This was a difficult day. Actually it was really quite right till about 1 o’clock; we were getting on with lots of daily chores. I think we spoke too soon when we said it would be a quiet day because then they started coming for the big oak – the last oak in the crackley woods – where we held our tree houses for 9 days. It’s the last tree really in that wildlife corridor, and we made a conscious effort to watch it and be with it.
Some people got up to the fences and were pretty much surrounded by securities and by the national eviction team. But we made it a thing to witness it and to live stream and be with it as it fell. It was a 150 or 200 year old oak tree. They chainsawed the bottom to take out a little notch and then the big JCB with gave one nudge with its articulated arm, and it cracked to the ground and broke!
It broke our hearts…
You know we have been in that woodlands, and played in that woodlands, and we have been with the trees and to just see and to hear that last oak go was really emotional. You know it’s all or nothing really. We can sit down and avoid the chainsaws for only a certain amount of time. But if we do look, we have to really witness and feel every part of it and watch… and be with that tree as it was killed.
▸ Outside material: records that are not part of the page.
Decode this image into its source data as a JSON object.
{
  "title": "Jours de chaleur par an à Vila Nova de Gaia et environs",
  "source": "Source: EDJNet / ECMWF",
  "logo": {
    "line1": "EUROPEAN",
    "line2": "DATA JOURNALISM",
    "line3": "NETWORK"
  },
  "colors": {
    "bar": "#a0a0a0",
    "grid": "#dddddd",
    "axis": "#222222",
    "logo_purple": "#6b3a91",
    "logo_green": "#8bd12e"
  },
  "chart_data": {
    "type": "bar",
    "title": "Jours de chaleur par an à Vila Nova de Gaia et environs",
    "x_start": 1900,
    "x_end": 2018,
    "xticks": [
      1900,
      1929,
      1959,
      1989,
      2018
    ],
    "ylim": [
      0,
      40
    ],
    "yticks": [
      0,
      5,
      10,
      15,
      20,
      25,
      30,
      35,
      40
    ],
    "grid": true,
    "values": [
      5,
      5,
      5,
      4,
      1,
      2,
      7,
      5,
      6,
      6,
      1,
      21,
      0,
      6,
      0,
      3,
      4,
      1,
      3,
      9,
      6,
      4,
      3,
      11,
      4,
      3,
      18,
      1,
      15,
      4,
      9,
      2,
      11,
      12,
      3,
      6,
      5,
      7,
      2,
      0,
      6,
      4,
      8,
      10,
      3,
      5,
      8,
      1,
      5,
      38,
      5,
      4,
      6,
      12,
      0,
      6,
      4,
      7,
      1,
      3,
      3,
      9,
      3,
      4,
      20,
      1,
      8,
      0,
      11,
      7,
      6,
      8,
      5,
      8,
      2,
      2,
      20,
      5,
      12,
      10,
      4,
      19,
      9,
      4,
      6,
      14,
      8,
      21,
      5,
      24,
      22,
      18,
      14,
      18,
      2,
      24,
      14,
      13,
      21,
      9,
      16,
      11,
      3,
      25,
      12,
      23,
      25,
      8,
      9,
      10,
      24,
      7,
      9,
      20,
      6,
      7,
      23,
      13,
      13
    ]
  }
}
Later this afternoon we put up three more platforms. We have put them up in a farsighted compound and we have got four people up there tonight. It’s quite a nice peaceful night. We are sitting around the fire singing and playing. The feeling on camp is great at the moment. These emotional moments bring us together. And you know we sing, we sing for the trees, we sing for this woodland, for woodlands all around the world. So yeah, we had somebody turn up with a huge food order which was amazing – which they just donated to us. So lots of really nice healthy food to keep us going for a long while. We are truly grateful for all the wonderful support we have received from so many local people.